On a best-case scenario, White doesn’t see this occurring for several years, but the thrust of the debate on licensing recreational marijuana outlets could take center stage in 2022.
A similar idea was mulled about five years ago, but was rejected by the city council. Since then, opinions have changed and more acceptance has developed regarding the cannabis industry. Proponents, including several key casino operators, cite the advantages of adding a younger demographic of customers, but critics worry about the social impacts and adding to the district’s substance abuse problems.
Despite the mixed opinions, city and gaming leaders are on the same page regarding one central problem: the city needs more revenue to operated and to provide services.
Green Mountain Falls
Roads, Parking and Art Boom
2022 could become a pivotal year for Green Mountain Falls.
The year will kick off with a new administration, courtesy of new Town Manager Becky Frank and Clerk/Treasurer Nathan Scott. They both were appointed in late 2021, and both have strong local connections. This could serve as an added asset, as previous out-of-town administrators often got greeted with much skepticism.

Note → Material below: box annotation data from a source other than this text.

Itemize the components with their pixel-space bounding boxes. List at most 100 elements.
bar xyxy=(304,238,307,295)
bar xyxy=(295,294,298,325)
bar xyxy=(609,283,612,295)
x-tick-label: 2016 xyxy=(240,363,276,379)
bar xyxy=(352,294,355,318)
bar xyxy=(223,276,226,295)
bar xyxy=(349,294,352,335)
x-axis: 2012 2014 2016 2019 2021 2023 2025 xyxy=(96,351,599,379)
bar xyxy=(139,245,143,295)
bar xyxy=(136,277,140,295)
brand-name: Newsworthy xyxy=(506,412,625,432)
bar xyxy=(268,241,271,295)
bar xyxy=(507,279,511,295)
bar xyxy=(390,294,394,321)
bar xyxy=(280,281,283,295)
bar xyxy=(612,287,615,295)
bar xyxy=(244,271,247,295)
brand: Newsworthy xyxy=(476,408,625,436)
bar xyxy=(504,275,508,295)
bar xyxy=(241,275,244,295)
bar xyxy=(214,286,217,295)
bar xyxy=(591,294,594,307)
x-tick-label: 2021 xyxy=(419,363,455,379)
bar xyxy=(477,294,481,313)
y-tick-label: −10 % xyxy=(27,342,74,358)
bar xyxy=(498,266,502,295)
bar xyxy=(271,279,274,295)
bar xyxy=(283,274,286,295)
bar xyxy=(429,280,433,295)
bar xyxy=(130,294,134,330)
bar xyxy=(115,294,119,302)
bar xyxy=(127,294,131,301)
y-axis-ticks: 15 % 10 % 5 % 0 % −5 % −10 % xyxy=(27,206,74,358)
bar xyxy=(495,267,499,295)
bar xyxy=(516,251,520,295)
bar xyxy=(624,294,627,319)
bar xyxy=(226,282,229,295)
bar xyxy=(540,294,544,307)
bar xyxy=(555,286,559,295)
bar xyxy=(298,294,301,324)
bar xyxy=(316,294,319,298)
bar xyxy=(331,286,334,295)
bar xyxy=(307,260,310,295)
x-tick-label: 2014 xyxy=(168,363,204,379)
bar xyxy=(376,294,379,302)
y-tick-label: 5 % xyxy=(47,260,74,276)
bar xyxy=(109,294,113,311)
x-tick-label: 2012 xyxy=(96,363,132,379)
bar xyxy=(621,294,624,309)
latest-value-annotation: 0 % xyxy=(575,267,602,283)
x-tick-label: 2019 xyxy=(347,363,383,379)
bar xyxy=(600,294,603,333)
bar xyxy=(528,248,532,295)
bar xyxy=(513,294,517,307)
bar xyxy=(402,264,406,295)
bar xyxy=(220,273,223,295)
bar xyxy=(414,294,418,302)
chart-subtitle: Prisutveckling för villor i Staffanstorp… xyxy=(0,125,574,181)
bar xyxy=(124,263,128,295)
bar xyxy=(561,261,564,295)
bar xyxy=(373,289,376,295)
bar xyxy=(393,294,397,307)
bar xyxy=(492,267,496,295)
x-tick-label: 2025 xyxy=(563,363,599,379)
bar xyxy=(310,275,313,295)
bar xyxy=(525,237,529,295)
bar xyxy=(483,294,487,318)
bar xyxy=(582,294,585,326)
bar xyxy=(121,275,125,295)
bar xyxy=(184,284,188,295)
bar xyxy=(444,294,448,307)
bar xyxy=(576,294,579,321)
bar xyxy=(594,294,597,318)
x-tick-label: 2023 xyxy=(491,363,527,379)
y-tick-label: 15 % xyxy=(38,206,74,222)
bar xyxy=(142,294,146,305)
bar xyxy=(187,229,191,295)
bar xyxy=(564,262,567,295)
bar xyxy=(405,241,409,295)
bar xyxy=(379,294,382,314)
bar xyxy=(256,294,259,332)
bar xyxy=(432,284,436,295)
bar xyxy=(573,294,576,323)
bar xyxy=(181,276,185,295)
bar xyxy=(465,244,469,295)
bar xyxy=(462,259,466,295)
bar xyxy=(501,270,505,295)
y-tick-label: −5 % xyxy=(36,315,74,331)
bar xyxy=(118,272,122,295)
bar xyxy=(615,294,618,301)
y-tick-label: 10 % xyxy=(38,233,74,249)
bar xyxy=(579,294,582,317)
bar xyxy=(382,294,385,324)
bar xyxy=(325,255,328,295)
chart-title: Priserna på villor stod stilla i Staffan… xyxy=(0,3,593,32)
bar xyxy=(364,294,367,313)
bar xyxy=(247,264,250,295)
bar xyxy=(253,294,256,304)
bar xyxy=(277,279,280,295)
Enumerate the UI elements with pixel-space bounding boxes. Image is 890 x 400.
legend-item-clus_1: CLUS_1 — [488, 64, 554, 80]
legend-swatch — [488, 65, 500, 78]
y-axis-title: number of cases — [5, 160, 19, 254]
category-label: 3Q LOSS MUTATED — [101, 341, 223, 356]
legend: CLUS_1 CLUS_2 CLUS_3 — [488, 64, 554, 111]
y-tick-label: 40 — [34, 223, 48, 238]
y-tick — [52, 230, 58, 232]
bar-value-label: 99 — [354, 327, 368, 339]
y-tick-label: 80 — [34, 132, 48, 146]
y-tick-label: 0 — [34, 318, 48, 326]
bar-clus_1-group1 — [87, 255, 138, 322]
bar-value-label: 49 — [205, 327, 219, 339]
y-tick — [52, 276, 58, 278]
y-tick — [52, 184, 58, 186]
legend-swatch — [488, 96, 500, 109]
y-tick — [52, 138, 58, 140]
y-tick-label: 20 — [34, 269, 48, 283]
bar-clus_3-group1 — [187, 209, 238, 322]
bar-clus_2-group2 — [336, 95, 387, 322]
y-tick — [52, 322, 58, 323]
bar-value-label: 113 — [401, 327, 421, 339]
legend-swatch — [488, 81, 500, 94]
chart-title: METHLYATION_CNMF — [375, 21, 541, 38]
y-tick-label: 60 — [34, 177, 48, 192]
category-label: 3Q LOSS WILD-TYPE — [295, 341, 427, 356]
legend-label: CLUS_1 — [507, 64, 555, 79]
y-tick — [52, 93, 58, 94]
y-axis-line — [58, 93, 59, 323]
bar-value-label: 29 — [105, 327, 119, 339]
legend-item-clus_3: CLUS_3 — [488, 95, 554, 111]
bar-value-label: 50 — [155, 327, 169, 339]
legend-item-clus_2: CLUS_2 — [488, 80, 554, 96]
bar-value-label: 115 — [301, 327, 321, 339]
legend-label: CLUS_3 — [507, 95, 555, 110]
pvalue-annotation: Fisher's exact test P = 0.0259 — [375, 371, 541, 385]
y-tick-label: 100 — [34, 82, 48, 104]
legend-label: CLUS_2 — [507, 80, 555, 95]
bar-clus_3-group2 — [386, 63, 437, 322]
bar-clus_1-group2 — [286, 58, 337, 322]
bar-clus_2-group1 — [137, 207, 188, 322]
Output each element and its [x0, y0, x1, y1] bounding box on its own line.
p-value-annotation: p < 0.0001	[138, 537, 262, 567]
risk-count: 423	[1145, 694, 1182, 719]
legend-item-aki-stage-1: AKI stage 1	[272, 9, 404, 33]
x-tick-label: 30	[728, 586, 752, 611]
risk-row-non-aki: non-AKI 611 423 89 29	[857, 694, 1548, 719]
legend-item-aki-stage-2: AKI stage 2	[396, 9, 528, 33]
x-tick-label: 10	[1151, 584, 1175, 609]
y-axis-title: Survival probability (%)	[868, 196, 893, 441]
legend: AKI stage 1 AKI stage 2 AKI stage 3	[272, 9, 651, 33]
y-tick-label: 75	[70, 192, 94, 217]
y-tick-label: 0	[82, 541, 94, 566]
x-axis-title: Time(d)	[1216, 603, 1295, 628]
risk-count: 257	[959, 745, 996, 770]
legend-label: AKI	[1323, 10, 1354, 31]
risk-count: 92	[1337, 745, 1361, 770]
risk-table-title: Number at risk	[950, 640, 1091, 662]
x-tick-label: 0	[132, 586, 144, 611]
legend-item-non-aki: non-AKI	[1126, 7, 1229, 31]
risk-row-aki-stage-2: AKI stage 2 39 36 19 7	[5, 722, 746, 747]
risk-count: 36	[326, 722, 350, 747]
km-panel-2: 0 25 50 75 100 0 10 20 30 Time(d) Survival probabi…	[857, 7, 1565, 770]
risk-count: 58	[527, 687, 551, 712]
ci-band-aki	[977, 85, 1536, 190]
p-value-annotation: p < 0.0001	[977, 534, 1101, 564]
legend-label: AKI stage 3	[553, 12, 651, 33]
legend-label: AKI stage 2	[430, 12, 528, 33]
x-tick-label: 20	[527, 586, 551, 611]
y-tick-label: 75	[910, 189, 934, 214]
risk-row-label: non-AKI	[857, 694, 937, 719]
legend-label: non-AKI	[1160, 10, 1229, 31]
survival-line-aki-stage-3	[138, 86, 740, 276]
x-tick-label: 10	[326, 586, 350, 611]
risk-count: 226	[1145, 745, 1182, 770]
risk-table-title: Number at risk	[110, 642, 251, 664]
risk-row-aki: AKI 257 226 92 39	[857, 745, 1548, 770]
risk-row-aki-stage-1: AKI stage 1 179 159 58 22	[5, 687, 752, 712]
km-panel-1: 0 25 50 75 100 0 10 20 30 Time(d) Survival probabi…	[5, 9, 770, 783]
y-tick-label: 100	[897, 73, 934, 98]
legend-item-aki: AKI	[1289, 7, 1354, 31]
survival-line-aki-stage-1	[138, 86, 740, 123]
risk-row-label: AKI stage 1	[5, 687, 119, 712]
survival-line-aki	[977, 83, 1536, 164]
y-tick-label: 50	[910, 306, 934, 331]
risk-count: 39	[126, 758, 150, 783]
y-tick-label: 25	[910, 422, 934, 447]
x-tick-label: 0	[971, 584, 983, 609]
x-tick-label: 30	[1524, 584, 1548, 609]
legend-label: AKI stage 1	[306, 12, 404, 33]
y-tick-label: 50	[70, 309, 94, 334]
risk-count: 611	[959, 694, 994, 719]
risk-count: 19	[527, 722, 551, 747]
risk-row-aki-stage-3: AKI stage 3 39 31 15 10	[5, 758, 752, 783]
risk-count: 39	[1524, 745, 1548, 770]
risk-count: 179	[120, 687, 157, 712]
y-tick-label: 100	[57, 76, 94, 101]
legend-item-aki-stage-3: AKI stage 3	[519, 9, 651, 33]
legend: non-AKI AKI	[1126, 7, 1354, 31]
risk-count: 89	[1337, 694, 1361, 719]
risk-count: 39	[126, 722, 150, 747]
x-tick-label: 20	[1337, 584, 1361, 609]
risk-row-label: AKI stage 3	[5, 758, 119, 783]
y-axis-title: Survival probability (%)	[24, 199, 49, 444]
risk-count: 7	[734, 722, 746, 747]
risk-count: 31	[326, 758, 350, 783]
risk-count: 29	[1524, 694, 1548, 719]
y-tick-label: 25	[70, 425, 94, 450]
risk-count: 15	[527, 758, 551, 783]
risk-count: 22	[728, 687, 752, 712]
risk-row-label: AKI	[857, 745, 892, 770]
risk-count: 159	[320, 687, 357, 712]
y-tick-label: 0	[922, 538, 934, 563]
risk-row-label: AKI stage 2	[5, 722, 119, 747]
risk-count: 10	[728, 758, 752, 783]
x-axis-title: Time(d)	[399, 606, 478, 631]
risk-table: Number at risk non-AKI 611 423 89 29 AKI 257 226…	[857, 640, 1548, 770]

Then, in April, the town will have a municipal election, with voters picking a new mayor and deciding several trustee positions. The outcome of this election will have big consequences, especially the pick for a new mayor. Outgoing Mayor Jane Newberry is term-limited and can’t seek re-election. She has emerged as the main leader of the town for the last four years, and served as a big advocate of the town’s bid for pursing a paid-parking system.
This issue will take on central focus again in 2022, with the contract continuing with Interstate Parking of Colorado. But no issues can overcome the demand for road improvements. This has been the main outcry of local citizens. The town, though, has reaped the benefits of many grants, including one for developing a comprehensive road improvement plan, and another one for assisting the local chamber of commerce.
2022 also will mark the debut of the James Turrell Skyspace attraction, which could bring a new demographic to town and further bolster the town’s image as an artistic hub.
Lower Ute Pass
Tiny Home Verdict Looming
The coming year will serve as a D-Day for a proposed residential development that has turned into a local range war in the lower Ute Pass.
Most likely, El Paso County government officials will decide the verdict on plans for the Bonsai development, calling for several hundred tiny homes in the former “Field of Dreams” spot near the Ute Pass Elementary School.
The project has ignited wide spread opposition from local residents, who label the development as trailer park dump and contend the area doesn’t have the resources to support this many homes. At the same time, the region’s need for affordable housing and smaller home units has gained some support among the El Paso County Commissioners. Opponents, though, have some big legal hitters, who have vowed to take the issue to court if county planners give the okay. The entire Ute Pass Avenue landscape has been invaded by opposition signs.